We are finally ready to develop the multi-factor linear regression model for the
int00.dat data set. As mentioned in the previous section, we must find the right balance in the number of predictors that we use in our model. Too many predictors will train our model to follow the data’s random variations (noise) too closely. Too few predictors will produce a model that may not be as accurate at predicting future values as a model with more predictors.
We will use a process called backward elimination  to help decide which predictors to keep in our model and which to exclude. In backward elimination, we start with all possible predictors and then use
lm() to compute the model. We use the
summary() function to find each predictor’s significance level. The predictor with the least significance has the largest p-value. If this value is larger than our predetermined significance threshold, we remove that predictor from the model and start over. A typical threshold for keeping predictors in a model is p = 0.05, meaning that there is at least a 95 percent chance that the predictor is meaningful. A threshold of p = 0.10 also is not unusual. We repeat this process until the significance levels of all of the predictors remaining in the model are below our threshold.
All of these approaches have their advantages and disadvantages, their supporters and detractors. I prefer the backward elimination process because it is usually straightforward to determine which factor we should drop at each step of the process. Determining which factor to try at each step is more difficult with forward selection. Backward elimination has a further advantage, in that several factors together may have better predictive power than any subset of these factors.
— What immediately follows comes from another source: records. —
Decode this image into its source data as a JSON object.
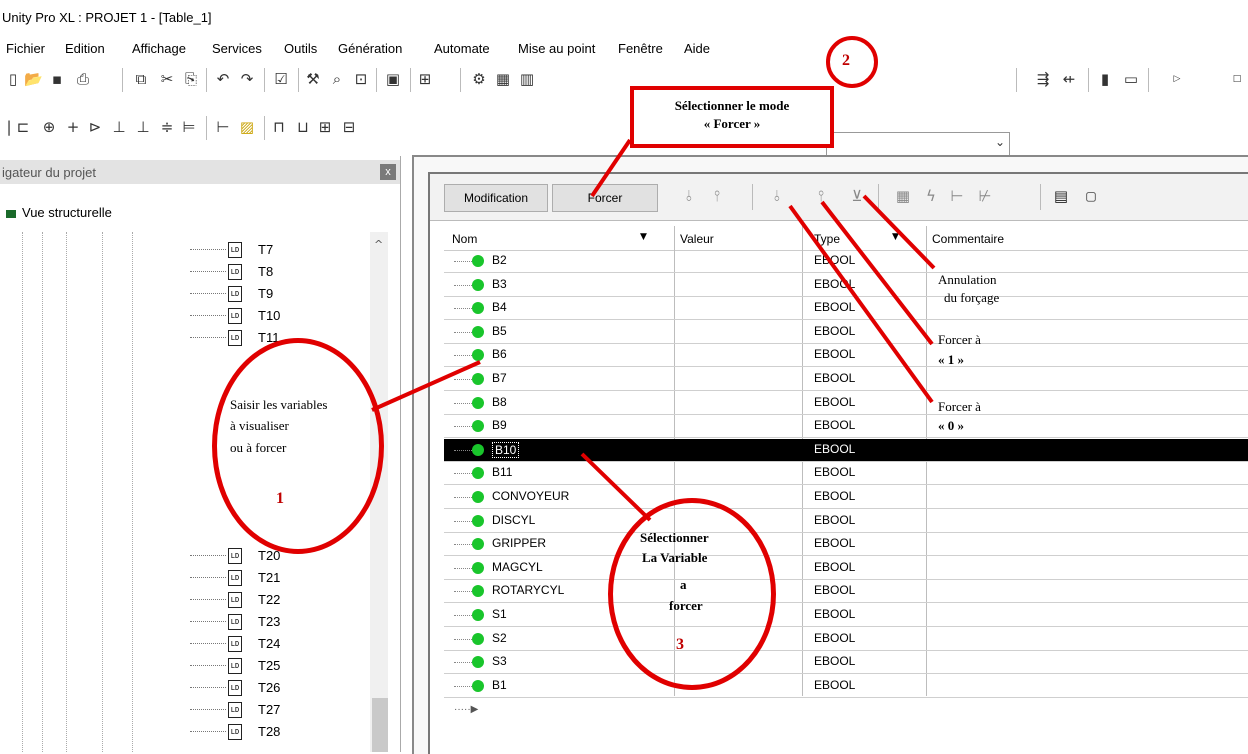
{
  "window": {
    "title": "Unity Pro XL : PROJET 1 - [Table_1]"
  },
  "menu": [
    "Fichier",
    "Edition",
    "Affichage",
    "Services",
    "Outils",
    "Génération",
    "Automate",
    "Mise au point",
    "Fenêtre",
    "Aide"
  ],
  "navigator": {
    "header": "igateur du projet",
    "close": "x",
    "structural_view": "Vue structurelle",
    "tree_items": [
      "T7",
      "T8",
      "T9",
      "T10",
      "T11",
      "T20",
      "T21",
      "T22",
      "T23",
      "T24",
      "T25",
      "T26",
      "T27",
      "T28"
    ],
    "ld_icon_text": "LD"
  },
  "var_table": {
    "buttons": {
      "modification": "Modification",
      "forcer": "Forcer"
    },
    "columns": {
      "name": "Nom",
      "value": "Valeur",
      "type": "Type",
      "comment": "Commentaire"
    },
    "rows": [
      {
        "name": "B2",
        "type": "EBOOL"
      },
      {
        "name": "B3",
        "type": "EBOOL"
      },
      {
        "name": "B4",
        "type": "EBOOL"
      },
      {
        "name": "B5",
        "type": "EBOOL"
      },
      {
        "name": "B6",
        "type": "EBOOL"
      },
      {
        "name": "B7",
        "type": "EBOOL"
      },
      {
        "name": "B8",
        "type": "EBOOL"
      },
      {
        "name": "B9",
        "type": "EBOOL"
      },
      {
        "name": "B10",
        "type": "EBOOL",
        "selected": true
      },
      {
        "name": "B11",
        "type": "EBOOL"
      },
      {
        "name": "CONVOYEUR",
        "type": "EBOOL"
      },
      {
        "name": "DISCYL",
        "type": "EBOOL"
      },
      {
        "name": "GRIPPER",
        "type": "EBOOL"
      },
      {
        "name": "MAGCYL",
        "type": "EBOOL"
      },
      {
        "name": "ROTARYCYL",
        "type": "EBOOL"
      },
      {
        "name": "S1",
        "type": "EBOOL"
      },
      {
        "name": "S2",
        "type": "EBOOL"
      },
      {
        "name": "S3",
        "type": "EBOOL"
      },
      {
        "name": "B1",
        "type": "EBOOL"
      }
    ]
  },
  "annotations": {
    "step2_box": [
      "Sélectionner le mode",
      "« Forcer »"
    ],
    "step2_num": "2",
    "step1_text": [
      "Saisir les variables",
      "à visualiser",
      "ou à forcer"
    ],
    "step1_num": "1",
    "step3_text": [
      "Sélectionner",
      "La Variable",
      "a",
      "forcer"
    ],
    "step3_num": "3",
    "cancel_text": [
      "Annulation",
      "du forçage"
    ],
    "force1_text": [
      "Forcer à",
      "« 1 »"
    ],
    "force0_text": [
      "Forcer à",
      "« 0 »"
    ]
  },
  "colors": {
    "annotation": "#e00000",
    "bullet": "#19c52b",
    "selected_row": "#000000"
  }
}
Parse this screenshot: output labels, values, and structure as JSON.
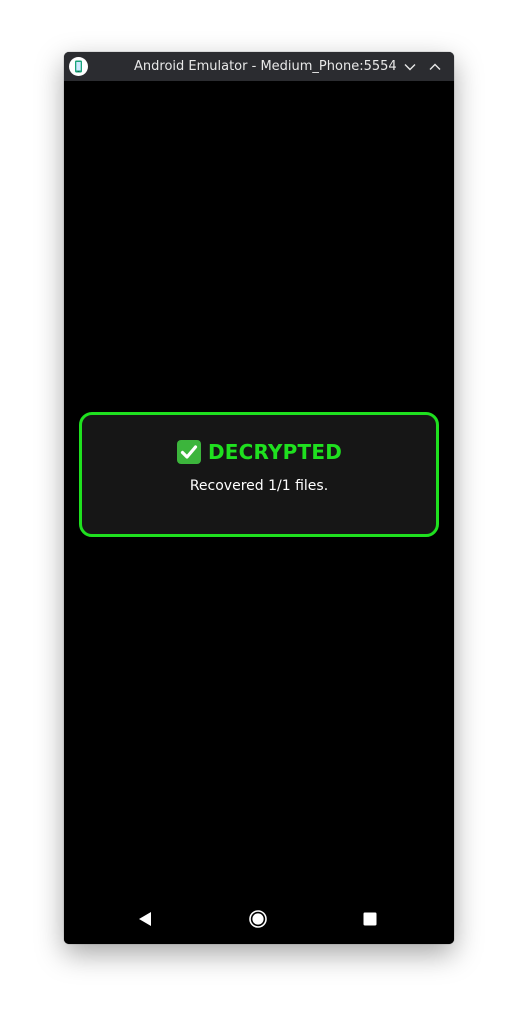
{
  "window": {
    "title": "Android Emulator - Medium_Phone:5554",
    "icons": {
      "app": "android-emulator-icon",
      "minimize": "chevron-down-icon",
      "maximize": "chevron-up-icon"
    }
  },
  "status_card": {
    "icon": "check-mark-button-icon",
    "title": "DECRYPTED",
    "message": "Recovered 1/1 files."
  },
  "navigation_bar": {
    "back": "back-triangle-icon",
    "home": "home-circle-icon",
    "recents": "recents-square-icon"
  },
  "colors": {
    "accent": "#1fe01f",
    "card_background": "#161616",
    "screen_background": "#000000",
    "title_bar": "#2b2c30"
  }
}
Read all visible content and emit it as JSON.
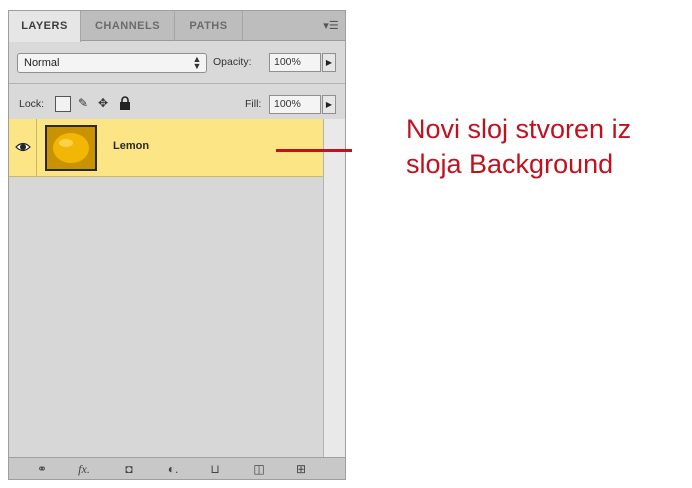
{
  "panel": {
    "tabs": [
      {
        "label": "LAYERS",
        "active": true
      },
      {
        "label": "CHANNELS",
        "active": false
      },
      {
        "label": "PATHS",
        "active": false
      }
    ],
    "menu_icon": "panel-menu-icon",
    "blend_mode": "Normal",
    "opacity_label": "Opacity:",
    "opacity_value": "100%",
    "lock_label": "Lock:",
    "fill_label": "Fill:",
    "fill_value": "100%"
  },
  "layers": [
    {
      "name": "Lemon",
      "visible": true,
      "selected": true
    }
  ],
  "footer_icons": [
    "link-layers-icon",
    "fx-icon",
    "add-mask-icon",
    "adjustment-layer-icon",
    "new-group-icon",
    "new-layer-icon",
    "trash-icon"
  ],
  "footer": {
    "fx_label": "fx."
  },
  "annotation": {
    "line1": "Novi sloj stvoren iz",
    "line2": "sloja Background"
  },
  "colors": {
    "selected_row": "#fbe585",
    "annotation": "#c0111f",
    "panel_bg": "#d9d9d9"
  }
}
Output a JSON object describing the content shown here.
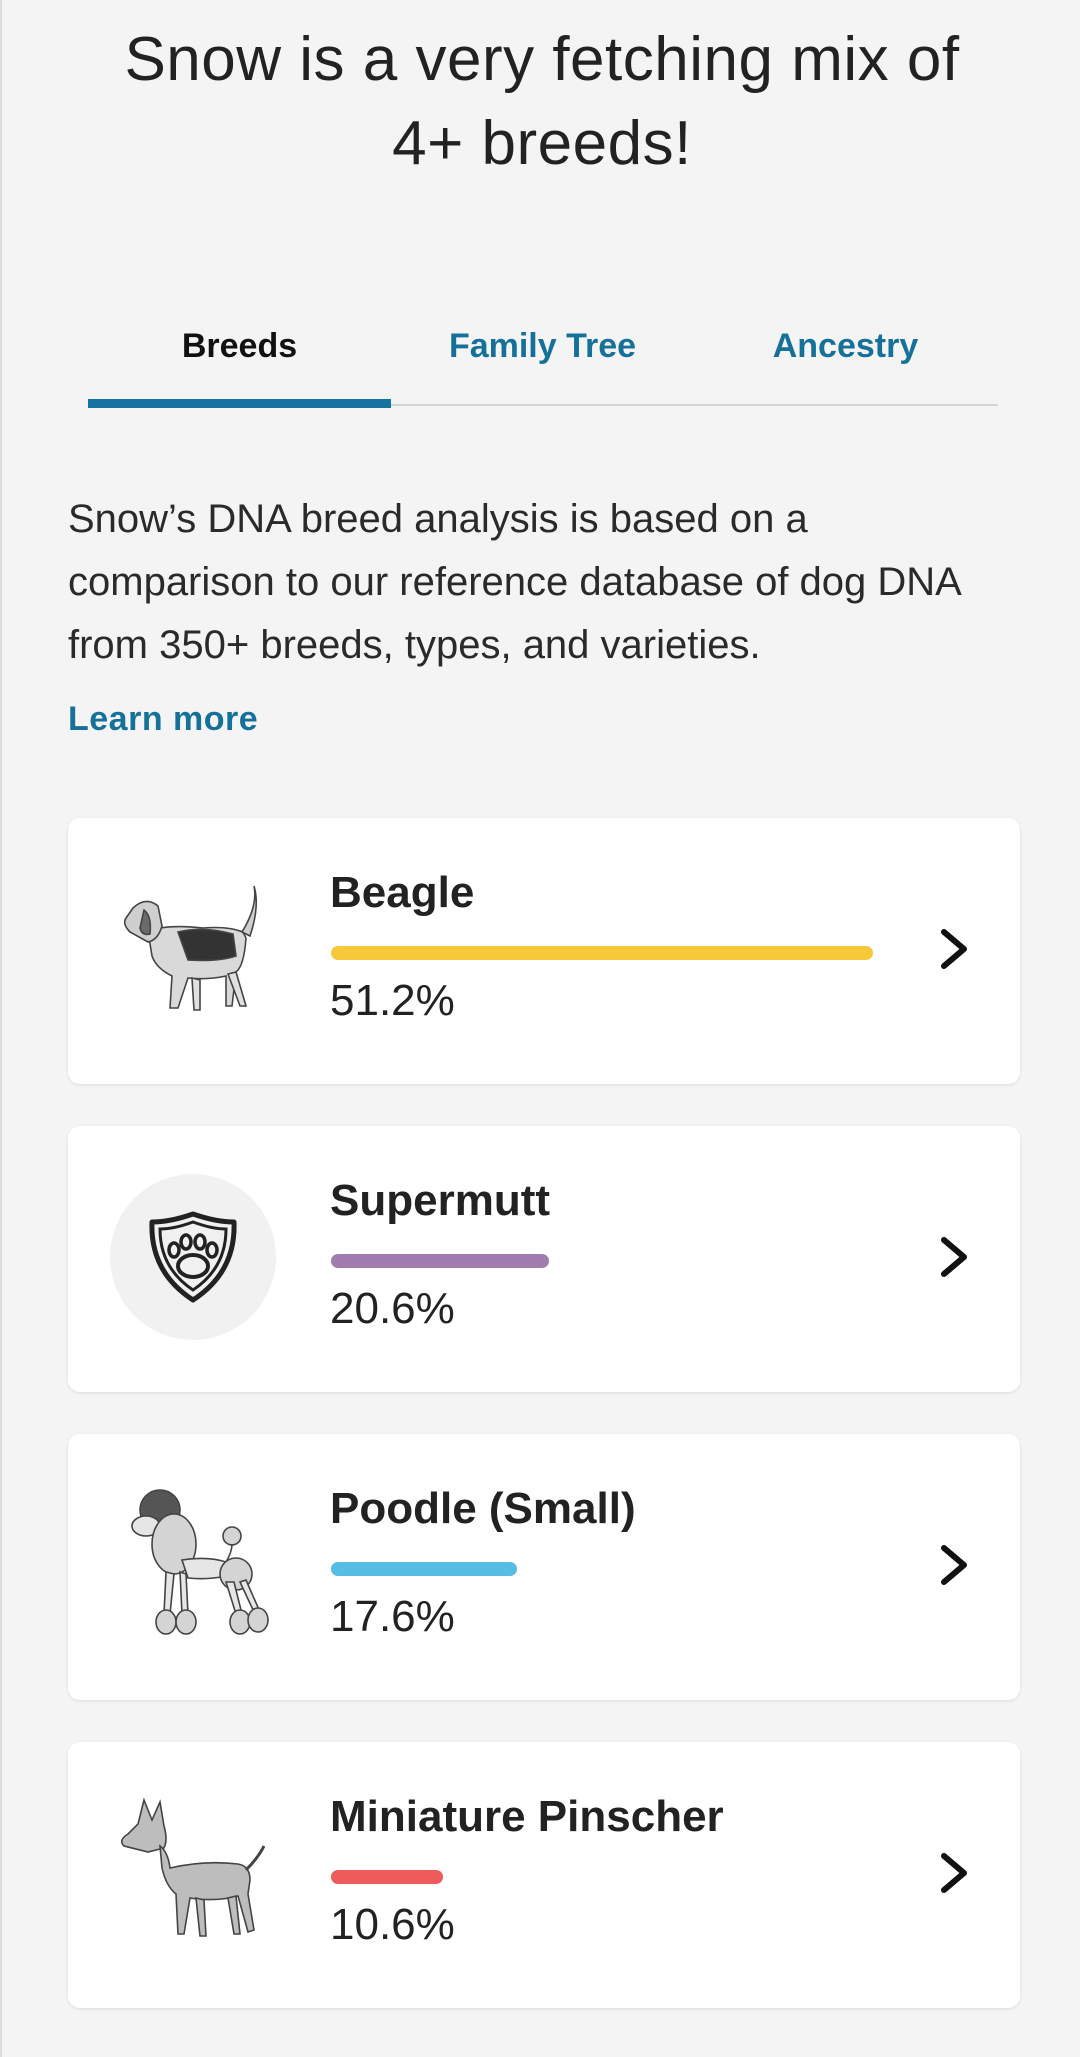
{
  "headline": "Snow is a very fetching mix of 4+ breeds!",
  "tabs": [
    {
      "label": "Breeds",
      "active": true
    },
    {
      "label": "Family Tree",
      "active": false
    },
    {
      "label": "Ancestry",
      "active": false
    }
  ],
  "intro": "Snow’s DNA breed analysis is based on a comparison to our reference database of dog DNA from 350+ breeds, types, and varieties.",
  "learn_more": "Learn more",
  "breeds": [
    {
      "name": "Beagle",
      "percent_label": "51.2%",
      "percent": 51.2,
      "bar_color": "#f6c93b",
      "icon": "beagle-illustration"
    },
    {
      "name": "Supermutt",
      "percent_label": "20.6%",
      "percent": 20.6,
      "bar_color": "#a27cae",
      "icon": "paw-shield-icon"
    },
    {
      "name": "Poodle (Small)",
      "percent_label": "17.6%",
      "percent": 17.6,
      "bar_color": "#57bde3",
      "icon": "poodle-illustration"
    },
    {
      "name": "Miniature Pinscher",
      "percent_label": "10.6%",
      "percent": 10.6,
      "bar_color": "#ee5b5b",
      "icon": "miniature-pinscher-illustration"
    }
  ],
  "colors": {
    "accent": "#15719a",
    "tab_underline": "#1672a0",
    "background": "#f4f4f4",
    "card": "#ffffff"
  }
}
As a result, the backward elimination process is more likely to include these factors as a group in the final model than is the forward selection process.
The automated procedures have a very strong allure because, as technologically savvy individuals, we tend to believe that this type of automated process will likely test a broader range of possible predictor combinations than we could test manually. However, these automated procedures lack intuitive insights into the underlying physical nature of the system being modeled. Intuition can help us answer the question of whether this is a reasonable model to construct in the first place.
As you develop your models, continually ask yourself whether the model “makes sense.” Does it make sense that factor i is included but factor j is excluded? Is there a physical explanation to support the inclusion or exclusion of any potential factor? Although the automated methods can simplify the process, they also make it too easy for you to forget to think about whether or not each step in the modeling process makes sense.